According to banking and industry sources, growing concerns regarding the mid-to-long term viability of inflated industries in China have triggered a move by many banks to cut lending in various sectors by up to 20 percent. Several developments surrounding changes to China banking have caused traders on Wall Street to view the report with credibility, and Thursday U.S. equity markets took a severe beating, with the S&P 500 seeing its worst drop since February 3.
The Dow Jones Industrial Average fell 231 points, or 1.4 percent, to 16109, the S&P 500 declined 21.9 points, or 1.2 percent, to 1846 and the Nasdaq Composite dipped 62.9 points, or 1.5 percent, to 4260.
Lending credibility to the sources, the China Banking and Regulatory Commission (CBRC) called on banks to submit their regular report of outstanding loans owed by various over-inflated sectors, but has also asked them to include loans linked to derivative products and debt financing.
The request for these two areas — derivative products and debt financing — is a “new development”, said one banking source. Concerns over derivatives and debt financing reek of financial crisis, a timely development following the publishing of a study on PeoplesPunditDaily.com addressing cause of lending-induced financial crisis. When countries’ governments direct lending, then the statistical risk of financial crisis drastically increases.
The request, which is in truth a a demand, comes in the wake of a landmark corporate bond default by Chaori Solar, as well as the default of a coal-related high-yield trust product. These underscore the regulator’s concerns about financial risks posed by heavily indebted sectors, such as steel makers and shipbuilders.
Regardless of whether or not investors’ concerns are warranted in, at least, the short-term, is irrelevant. In the short-term, the risk to investors can be self-created and very real.
“It’s as if traders think some big defaults (in China) are imminent,” said Michael Block, chief strategist at Rhino Trading Partners. “(Chinese Premier) Li spoke out overnight about not allowing systemic risk, which should have been taken well except now everyone waiting for the big default shoe to drop.”

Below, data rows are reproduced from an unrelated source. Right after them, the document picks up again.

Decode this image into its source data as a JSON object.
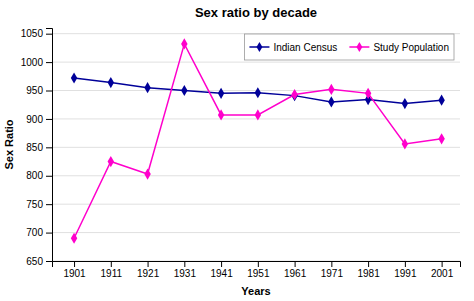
{
  "chart_data": {
    "type": "line",
    "title": "Sex ratio by decade",
    "xlabel": "Years",
    "ylabel": "Sex Ratio",
    "x": [
      1901,
      1911,
      1921,
      1931,
      1941,
      1951,
      1961,
      1971,
      1981,
      1991,
      2001
    ],
    "series": [
      {
        "name": "Indian Census",
        "color": "#000099",
        "marker": "diamond",
        "line_style": "solid",
        "values": [
          972,
          964,
          955,
          950,
          945,
          946,
          941,
          930,
          934,
          927,
          933
        ]
      },
      {
        "name": "Study Population",
        "color": "#FF00CC",
        "marker": "diamond",
        "line_style": "solid",
        "values": [
          690,
          825,
          803,
          1032,
          907,
          907,
          943,
          952,
          945,
          856,
          865
        ]
      }
    ],
    "xlim": [
      1895,
      2006
    ],
    "xticks": [
      1901,
      1911,
      1921,
      1931,
      1941,
      1951,
      1961,
      1971,
      1981,
      1991,
      2001
    ],
    "ylim": [
      650,
      1060
    ],
    "yticks": [
      650,
      700,
      750,
      800,
      850,
      900,
      950,
      1000,
      1050
    ],
    "grid": "y",
    "legend": "upper right"
  }
}
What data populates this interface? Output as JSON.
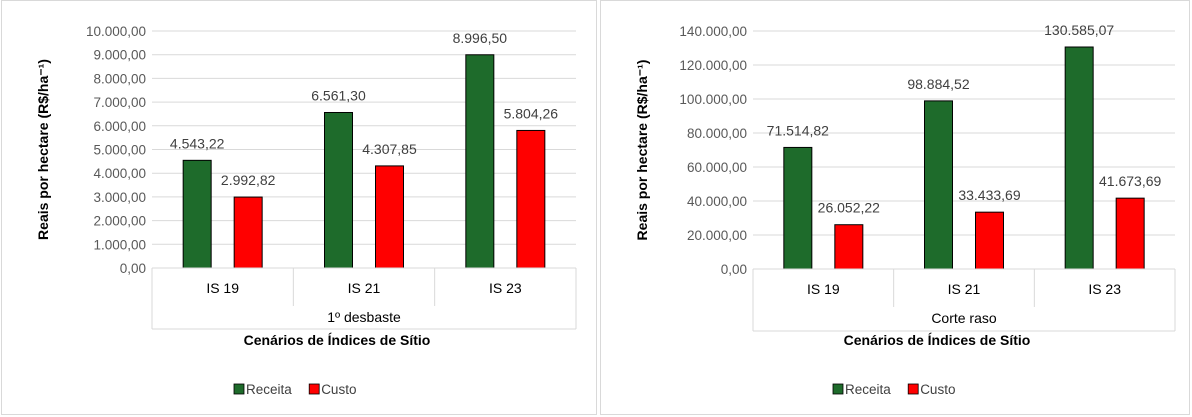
{
  "chart_data": [
    {
      "type": "bar",
      "categories": [
        "IS 19",
        "IS 21",
        "IS 23"
      ],
      "group_label": "1º desbaste",
      "xlabel": "Cenários de Índices de Sítio",
      "ylabel": "Reais por hectare (R$/ha⁻¹)",
      "ylim": [
        0,
        10000
      ],
      "ytick_step": 1000,
      "yticks": [
        "0,00",
        "1.000,00",
        "2.000,00",
        "3.000,00",
        "4.000,00",
        "5.000,00",
        "6.000,00",
        "7.000,00",
        "8.000,00",
        "9.000,00",
        "10.000,00"
      ],
      "grid": true,
      "legend": "bottom",
      "series": [
        {
          "name": "Receita",
          "color": "#1e6b2b",
          "values": [
            4543.22,
            6561.3,
            8996.5
          ],
          "labels": [
            "4.543,22",
            "6.561,30",
            "8.996,50"
          ]
        },
        {
          "name": "Custo",
          "color": "#ff0000",
          "values": [
            2992.82,
            4307.85,
            5804.26
          ],
          "labels": [
            "2.992,82",
            "4.307,85",
            "5.804,26"
          ]
        }
      ]
    },
    {
      "type": "bar",
      "categories": [
        "IS 19",
        "IS 21",
        "IS 23"
      ],
      "group_label": "Corte raso",
      "xlabel": "Cenários de Índices de Sítio",
      "ylabel": "Reais por hectare (R$/ha⁻¹)",
      "ylim": [
        0,
        140000
      ],
      "ytick_step": 20000,
      "yticks": [
        "0,00",
        "20.000,00",
        "40.000,00",
        "60.000,00",
        "80.000,00",
        "100.000,00",
        "120.000,00",
        "140.000,00"
      ],
      "grid": true,
      "legend": "bottom",
      "series": [
        {
          "name": "Receita",
          "color": "#1e6b2b",
          "values": [
            71514.82,
            98884.52,
            130585.07
          ],
          "labels": [
            "71.514,82",
            "98.884,52",
            "130.585,07"
          ]
        },
        {
          "name": "Custo",
          "color": "#ff0000",
          "values": [
            26052.22,
            33433.69,
            41673.69
          ],
          "labels": [
            "26.052,22",
            "33.433,69",
            "41.673,69"
          ]
        }
      ]
    }
  ]
}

The VIX, which is widely viewed as Wall Street’s fear gauge, shot up by 12.1 percent, while the yield on the 10-year U.S. Treasury bond fell 0.07 percentage point to 2.656 percent, with traders looking for a safe-haven asset. The S&P is down 0.1 percent for the year, while the Dow is down 2.8 percent.
Beijing has attempted to crack down on industrial sectors with surplus production capacity for much of the past 10 years, but they have not been successful.
Chinese industrial production climbed at a lower-than-expected 8.6 percent rate in January through February, and disappointing retail sales have increased concerns about whether the pace at growth in the world’s second-biggest economy will sharply slow down in the near-term.
“The drop-off in industrial production growth, fixed asset investment, retail sales and electricity production confirmed to our economists’ the weakening of China’s economic momentum, while the relatively modest slowing in property investment growth … bolstered their belief that the property sector poses the single largest risk to China’s outlook,” analysts at Nomura wrote to clients.
China industrial industry leaders are now feeling the pressure as the government tries to restructure the economy. It has always been the policy of Beijing to bank on investment — no pun intended — and exports, in order to fuel what has been double-digit growth. However, the communist-led government is trying to shift towards an economy that is more reliant on consumption and services, such as the United States.
China’s cabinet, the State Council, has said that credit must be cut to these sectors and that no new project approvals are allowed until 2017.
The CBRC has not set any targets for a reduction in lending, but banks started to cut loans to struggling sectors late last year, banking sources said.
Some steel mills received letters from their banks this month telling them that their 2014 credit limit would be 20 percent below the amount they borrowed in 2013, industry sources said.